Wann reicht eine ergänzende Lösung nicht?
Wenn das Kernsystem selbst fachlich nicht mehr geeignet, technisch riskant oder kaum wartbar ist, kann eine Integration lediglich Symptome verschieben.
Dann sollte geprüft werden, ob ein kontrollierter Systemwechsel oder eine schrittweise Neuentwicklung langfristig sinnvoller ist.
Ein sinnvoller Analyseweg
- Kernsystem und fachliche Pflichtfunktionen bestimmen.
- Prozess vor dem System aufnehmen.
- Prozess innerhalb des Systems betrachten.
- Nachgelagerte Arbeitsschritte dokumentieren.
- Nebenprozesse identifizieren.
- Schnittstellen und Erweiterungsmöglichkeiten prüfen.
- größten wiederkehrenden Aufwand priorisieren.
Fazit
Eine etablierte oder vorgeschriebene Fachsoftware ist kein Grund, ineffiziente Nebenprozesse dauerhaft zu akzeptieren.
Oft liegt das größte Potenzial genau an den Übergängen: vor der Anwendung, nach der Anwendung oder in ergänzenden Prozessen daneben. Dort lässt sich Digitalisierung umsetzen, ohne funktionierende Kernsysteme unnötig zu ersetzen.
Häufige Fragen
Kann man Prozesse automatisieren, obwohl eine bestimmte Fachsoftware vorgeschrieben ist?
Ja. Häufig lassen sich vorbereitende, nachgelagerte und ergänzende Prozessschritte automatisieren, ohne das vorgeschriebene Kernsystem zu ersetzen.
Was kann vor einer Fachsoftware automatisiert werden?
Zum Beispiel E-Mail-Auswertung, Dokumentzuordnung, Datenerfassung, Validierung, Klassifizierung und Vorbereitung von Vorgängen.
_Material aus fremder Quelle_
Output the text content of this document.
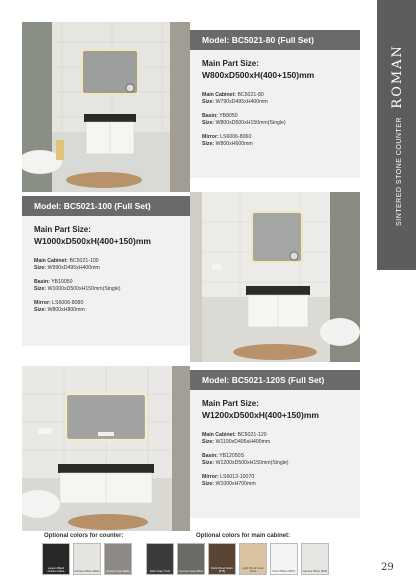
SINTERED STONE COUNTER ROMAN
Model: BC5021-80 (Full Set)
Main Part Size:
W800xD500xH(400+150)mm
Main Cabinet: BC5021-80
Size: W790xD495xH400mm
Basin: YB8050
Size: W800xD500xH150mm(Single)
Mirror: LS6006-8060
Size: W800xH600mm
Model: BC5021-100 (Full Set)
Main Part Size:
W1000xD500xH(400+150)mm
Main Cabinet: BC5021-100
Size: W990xD495xH400mm
Basin: YB10050
Size: W1000xD500xH150mm(Single)
Mirror: LS6006-8080
Size: W800xH800mm
Model: BC5021-120S (Full Set)
Main Part Size:
W1200xD500xH(400+150)mm
Main Cabinet: BC5021-120
Size: W1190xD495xH400mm
Basin: YB12050S
Size: W1200xD500xH150mm(Single)
Mirror: LS6013-10070
Size: W1000xH700mm
Optional colors for counter:
Lauren Black Golden Matte	Carrara White Matte	Armani Gray Matte
Optional colors for main cabinet:
Dark Gray (712)	Cement Gray (612)
Dark Wood Grain (678)
Light Wood Grain (512)	Pure White (3937)	Carrara White (552)	29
Wann ist eine ergänzende Anwendung sinnvoll?
Wenn die Fachsoftware ihren Kernzweck erfüllt, aber individuelle Nebenprozesse wie Planung, Freigaben, Dashboards oder Portale nicht sinnvoll abbildet.
Wann sollte das Kernsystem trotzdem ersetzt werden?
Wenn es fachlich nicht mehr passt, technisch nicht tragfähig oder kaum wartbar ist und dadurch langfristig mehr Risiken als Nutzen erzeugt.